ANALYSE ET CONSTATATIONS

[48] Il incombe à la demanderesse de remplir la demande de licence de cabotage en entier et de fournir suffisamment de détails pour permettre à l’industrie canadienne d’évaluer la demande et d’y répondre. La partie qui offre ses navires a la responsabilité de s’assurer que ses navires sont à la fois adaptés et disponibles pour être affectés aux activités. Le fardeau de la preuve incombe à la demanderesse, selon la prépondérance des probabilités, de prouver que les navires proposés ne sont pas adaptés ou disponibles. Si la demanderesse ne fournit pas de preuves suffisantes à l’appui de sa position, l’Office déterminera qu’un navire canadien adapté est disponible. Toutefois, si elle fournit des preuves suffisantes à l’appui de sa position, le fardeau de la preuve passera à la partie qui offre le navire, qui devra prouver qu’il est plus probable qu’improbable que le navire canadien soit à la fois disponible et adapté pour être affecté aux activités.

Disponibilité

[49] Baffinland n’a fait aucune présentation concernant la disponibilité du « NORTHERN RANGER ». L’Office conclut donc que la disponibilité d’un navire canadien pour la période requise n’est pas contestée et n’est donc pas un problème.

Adaptabilité

[50] Même si la partie qui offre ses navires a la responsabilité d’établir que son navire est adapté pour être affecté aux activités, le fardeau de la preuve ultime revient, selon la prépondérance des probabilités, à la demanderesse qui doit démontrer que le navire canadien offert n’est pas adapté.

[51] La Loi ne définit pas le terme « adapté » et n’exige pas non plus qu’un navire immatriculé au Canada qui est offert soit identique au navire étranger proposé dans une demande. L’Office évalue plutôt l’adaptabilité du navire immatriculé au Canada en fonction des exigences des activités visées dans la demande et de la capacité du navire immatriculé au Canada à les mener à bien.

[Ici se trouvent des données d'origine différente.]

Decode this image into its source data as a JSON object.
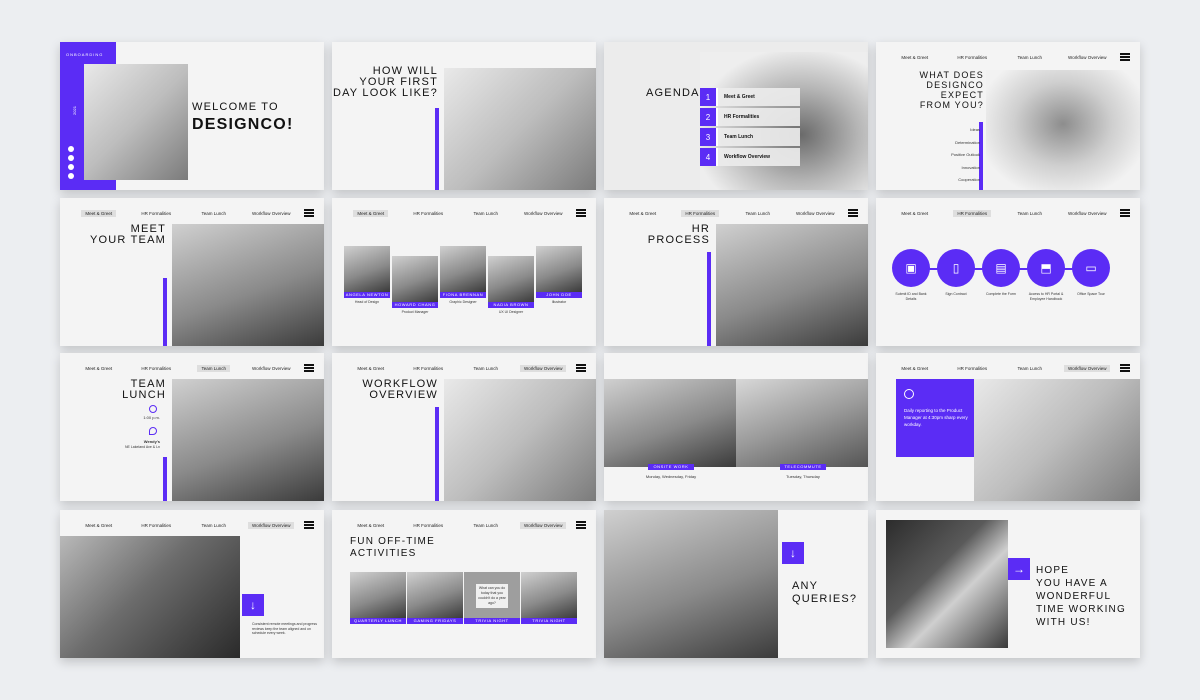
{
  "colors": {
    "accent": "#5b2cf5",
    "page_bg": "#eceef1",
    "slide_bg": "#f4f4f4"
  },
  "nav": [
    "Meet & Greet",
    "HR Formalities",
    "Team Lunch",
    "Workflow Overview"
  ],
  "s1": {
    "label": "ONBOARDING",
    "year": "2021",
    "title1": "WELCOME TO",
    "title2": "DESIGNCO!",
    "social": [
      "twitter-icon",
      "facebook-icon",
      "instagram-icon",
      "linkedin-icon"
    ]
  },
  "s2": {
    "title": "HOW WILL\nYOUR FIRST\nDAY LOOK LIKE?"
  },
  "s3": {
    "title": "AGENDA",
    "items": [
      {
        "n": "1",
        "label": "Meet & Greet"
      },
      {
        "n": "2",
        "label": "HR Formalities"
      },
      {
        "n": "3",
        "label": "Team Lunch"
      },
      {
        "n": "4",
        "label": "Workflow Overview"
      }
    ]
  },
  "s4": {
    "title": "WHAT DOES\nDESIGNCO\nEXPECT\nFROM YOU?",
    "traits": [
      "Ideas",
      "Determination",
      "Positive Outlook",
      "Innovation",
      "Cooperation"
    ]
  },
  "s5": {
    "title": "MEET\nYOUR TEAM"
  },
  "s6": {
    "people": [
      {
        "name": "ANGELA NEWTON",
        "role": "Head of Design"
      },
      {
        "name": "HOWARD CHANG",
        "role": "Product Manager"
      },
      {
        "name": "FIONA BRENNAN",
        "role": "Graphic Designer"
      },
      {
        "name": "NADIA BROWN",
        "role": "UX UI Designer"
      },
      {
        "name": "JOHN DOE",
        "role": "Illustrator"
      }
    ]
  },
  "s7": {
    "title": "HR\nPROCESS"
  },
  "s8": {
    "steps": [
      "Submit ID and Bank Details",
      "Sign Contract",
      "Complete the Form",
      "Access to HR Portal & Employee Handbook",
      "Office Space Tour"
    ]
  },
  "s9": {
    "title": "TEAM\nLUNCH",
    "time": "1:00 p.m.",
    "place": "Wendy's",
    "address": "NE Lakeland Ave & Ln"
  },
  "s10": {
    "title": "WORKFLOW\nOVERVIEW"
  },
  "s11": {
    "tags": [
      {
        "label": "ONSITE WORK",
        "days": "Monday, Wednesday, Friday"
      },
      {
        "label": "TELECOMMUTE",
        "days": "Tuesday, Thursday"
      }
    ]
  },
  "s12": {
    "text": "Daily reporting to the Product Manager at 4:30pm sharp every workday."
  },
  "s13": {
    "text": "Consistent remote meetings and progress reviews keep the team aligned and on schedule every week."
  },
  "s14": {
    "title": "FUN OFF-TIME\nACTIVITIES",
    "cards": [
      "QUARTERLY LUNCH",
      "GAMING FRIDAYS",
      "TRIVIA NIGHT",
      "TRIVIA NIGHT"
    ],
    "card3_text": "What can you do today that you couldn't do a year ago?"
  },
  "s15": {
    "title": "ANY\nQUERIES?"
  },
  "s16": {
    "title": "HOPE\nYOU HAVE A\nWONDERFUL\nTIME WORKING\nWITH US!"
  }
}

[52] L’Office tient compte des facteurs sur le plan de l’adaptabilité suivants, s’ils ont été soulevés et justifiés au cours des actes de procédures : les facteurs techniques et opérationnels, qui font référence aux caractéristiques techniques du navire et de l’équipement, et les incidences commerciales et économiques de l’utilisation du navire étranger par rapport au navire canadien.

[53] Étant donné que les parties n’ont pas présenté d’arguments concernant les facteurs commerciaux et économiques, ces facteurs ne seront pas pris en compte dans la présente décision.

FACTEURS TECHNIQUES ET OPÉRATIONELS

[54] Les parties ne sont pas en désaccord quant à la nature des navires qui seront accompagnés à destination et en provenance de l’inlet Milne ni quant au fait que le déglaçage de la glace de rive est interdit au titre d’un accord avec la communauté locale. Le désaccord porte plutôt sur les facteurs techniques du « NORTHERN RANGER » pour être affecté aux activités visées dans la demande, qui, selon le Baffinland, exige un navire qui soit un brise-glace. Baffinland soutient que le « BOTNICA » est un brise-glace approprié, par opposition à un simple navire à coque renforcée, ce qui est, selon elle, le cas du « NORTHERN RANGER ».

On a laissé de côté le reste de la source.